PLCAA was a top legislative priority for the corporate gun industry when President George W. Bushed signed it into law in 2005. It contributes to the gun violence epidemic by enabling the gun industry to evade accountability at the expense of victims and survivors of gun violence who are denied the right to hold industry actors accountable.
Why is PLCAA a problem?
Even though PLCAA was not intended to prevent gun industry actors from avoiding accountability for misconduct, the gun industry claims that PLCAA provides it with immunity from civil liability, even where they have caused harm through negligence, defective products, or irresponsible behavior. Some courts have, incorrectly, agreed.

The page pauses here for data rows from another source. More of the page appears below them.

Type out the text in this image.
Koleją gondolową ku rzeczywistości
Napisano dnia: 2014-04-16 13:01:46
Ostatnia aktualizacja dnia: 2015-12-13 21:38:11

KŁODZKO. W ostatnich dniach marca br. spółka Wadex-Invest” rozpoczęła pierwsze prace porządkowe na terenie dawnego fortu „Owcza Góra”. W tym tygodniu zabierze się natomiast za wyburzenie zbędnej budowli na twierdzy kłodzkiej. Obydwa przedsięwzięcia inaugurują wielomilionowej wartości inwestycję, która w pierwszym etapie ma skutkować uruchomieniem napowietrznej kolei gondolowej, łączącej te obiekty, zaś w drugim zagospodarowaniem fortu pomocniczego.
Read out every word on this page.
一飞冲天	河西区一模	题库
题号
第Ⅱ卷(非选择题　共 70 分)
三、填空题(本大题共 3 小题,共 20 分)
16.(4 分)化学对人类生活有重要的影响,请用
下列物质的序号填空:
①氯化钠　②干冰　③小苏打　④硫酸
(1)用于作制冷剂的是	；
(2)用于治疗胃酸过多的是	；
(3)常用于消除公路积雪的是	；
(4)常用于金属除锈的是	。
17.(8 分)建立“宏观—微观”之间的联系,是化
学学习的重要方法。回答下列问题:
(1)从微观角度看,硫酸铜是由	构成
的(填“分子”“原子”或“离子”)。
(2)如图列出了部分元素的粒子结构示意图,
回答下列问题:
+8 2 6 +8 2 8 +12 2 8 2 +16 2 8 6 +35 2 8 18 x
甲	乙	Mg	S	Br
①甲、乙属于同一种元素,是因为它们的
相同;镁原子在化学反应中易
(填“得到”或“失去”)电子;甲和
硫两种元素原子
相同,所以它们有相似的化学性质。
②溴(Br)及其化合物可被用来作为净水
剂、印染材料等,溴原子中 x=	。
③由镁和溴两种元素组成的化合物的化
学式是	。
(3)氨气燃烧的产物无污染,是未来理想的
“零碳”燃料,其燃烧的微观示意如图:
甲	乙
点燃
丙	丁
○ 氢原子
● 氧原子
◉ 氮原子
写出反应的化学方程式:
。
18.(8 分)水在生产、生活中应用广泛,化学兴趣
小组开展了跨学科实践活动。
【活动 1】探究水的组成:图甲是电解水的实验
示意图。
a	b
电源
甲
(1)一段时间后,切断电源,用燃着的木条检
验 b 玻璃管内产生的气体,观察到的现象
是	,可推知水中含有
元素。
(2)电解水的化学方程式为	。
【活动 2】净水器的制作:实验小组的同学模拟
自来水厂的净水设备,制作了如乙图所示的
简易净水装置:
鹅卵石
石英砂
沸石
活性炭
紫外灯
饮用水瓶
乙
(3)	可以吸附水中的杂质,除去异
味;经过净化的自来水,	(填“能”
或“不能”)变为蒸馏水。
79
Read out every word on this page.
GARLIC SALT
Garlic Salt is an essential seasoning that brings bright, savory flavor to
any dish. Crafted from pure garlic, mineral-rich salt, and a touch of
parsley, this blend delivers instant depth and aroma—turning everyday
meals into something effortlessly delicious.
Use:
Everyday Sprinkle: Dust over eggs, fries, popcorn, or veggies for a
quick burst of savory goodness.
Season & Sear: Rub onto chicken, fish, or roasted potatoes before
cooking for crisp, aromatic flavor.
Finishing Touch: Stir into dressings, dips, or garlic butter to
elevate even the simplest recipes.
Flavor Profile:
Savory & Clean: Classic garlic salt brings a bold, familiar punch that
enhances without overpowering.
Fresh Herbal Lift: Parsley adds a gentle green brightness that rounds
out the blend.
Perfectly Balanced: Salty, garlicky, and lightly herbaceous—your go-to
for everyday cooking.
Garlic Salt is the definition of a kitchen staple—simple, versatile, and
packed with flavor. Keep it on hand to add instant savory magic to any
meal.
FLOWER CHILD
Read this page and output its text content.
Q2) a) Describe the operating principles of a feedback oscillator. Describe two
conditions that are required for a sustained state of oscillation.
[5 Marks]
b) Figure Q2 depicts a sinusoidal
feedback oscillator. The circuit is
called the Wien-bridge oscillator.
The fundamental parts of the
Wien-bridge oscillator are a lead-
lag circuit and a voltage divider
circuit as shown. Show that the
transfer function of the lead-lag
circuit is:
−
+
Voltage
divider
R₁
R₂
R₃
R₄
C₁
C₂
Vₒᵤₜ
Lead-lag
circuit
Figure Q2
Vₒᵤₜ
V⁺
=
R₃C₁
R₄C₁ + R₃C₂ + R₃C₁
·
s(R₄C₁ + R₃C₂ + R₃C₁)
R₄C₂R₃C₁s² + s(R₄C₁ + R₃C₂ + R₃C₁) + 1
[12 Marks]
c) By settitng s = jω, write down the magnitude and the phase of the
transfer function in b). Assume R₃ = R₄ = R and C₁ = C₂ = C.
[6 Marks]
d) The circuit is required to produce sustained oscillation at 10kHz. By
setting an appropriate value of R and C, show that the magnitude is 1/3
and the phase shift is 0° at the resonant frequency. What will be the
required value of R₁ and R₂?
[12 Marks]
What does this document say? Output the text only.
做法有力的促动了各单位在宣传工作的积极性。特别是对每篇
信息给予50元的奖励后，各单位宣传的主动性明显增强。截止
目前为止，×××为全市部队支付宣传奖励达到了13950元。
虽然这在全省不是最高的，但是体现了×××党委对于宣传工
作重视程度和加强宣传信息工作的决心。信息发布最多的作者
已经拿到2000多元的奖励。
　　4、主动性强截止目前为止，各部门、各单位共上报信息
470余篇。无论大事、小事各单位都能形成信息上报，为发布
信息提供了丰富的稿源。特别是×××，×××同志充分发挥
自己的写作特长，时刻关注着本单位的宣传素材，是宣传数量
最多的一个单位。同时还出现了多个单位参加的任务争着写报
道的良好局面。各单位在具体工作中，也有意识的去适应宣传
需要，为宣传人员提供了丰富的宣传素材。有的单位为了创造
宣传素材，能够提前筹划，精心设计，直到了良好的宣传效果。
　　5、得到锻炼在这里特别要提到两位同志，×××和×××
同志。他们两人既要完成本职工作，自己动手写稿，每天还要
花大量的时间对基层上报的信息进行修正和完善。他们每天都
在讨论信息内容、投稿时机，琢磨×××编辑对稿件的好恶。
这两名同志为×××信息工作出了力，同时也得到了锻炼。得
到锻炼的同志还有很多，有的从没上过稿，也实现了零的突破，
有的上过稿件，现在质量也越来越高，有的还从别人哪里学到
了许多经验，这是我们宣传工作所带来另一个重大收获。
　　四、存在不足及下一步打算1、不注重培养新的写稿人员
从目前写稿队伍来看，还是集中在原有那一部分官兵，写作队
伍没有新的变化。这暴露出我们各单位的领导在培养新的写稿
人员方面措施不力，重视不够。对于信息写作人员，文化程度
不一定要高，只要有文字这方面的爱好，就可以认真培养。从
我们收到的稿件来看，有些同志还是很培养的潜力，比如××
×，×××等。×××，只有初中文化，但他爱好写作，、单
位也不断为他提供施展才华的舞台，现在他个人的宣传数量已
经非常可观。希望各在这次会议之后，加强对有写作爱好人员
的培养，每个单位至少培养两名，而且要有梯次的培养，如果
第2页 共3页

As a result, PLCAA has enabled firearm companies to put profits over people and has created a chilling effect on litigation against the industry, leaving victims and survivors of gun violence without adequate redress for their injuries. PLCAA has also removed key incentives for the gun industry to adopt life-saving business practices and instead has provided cover to irresponsible gun dealers who supply the criminal gun market.
What does the Equal Access to Justice for Victims of Gun Violence Act Do?
- Repeals the sections of PLCAA that some courts have relied on to give extraordinary and unnecessary protections to the gun industry providing
- Creates more paths to justice and recovery for victims and survivors of gun violence
- Incentivizes good business practices.
- Permits victims and responsible industry actors to use ATF trace data as evidence in civil proceedings in State and Federal courts. This data is a crucial indicator of whether industry actors have behaved responsibly, including whether or not they have engaged in repeated sales to straw purchasers and traffickers. This data has been banned from civil litigation for decades because of legislative riders passed at the behest of the gun industry.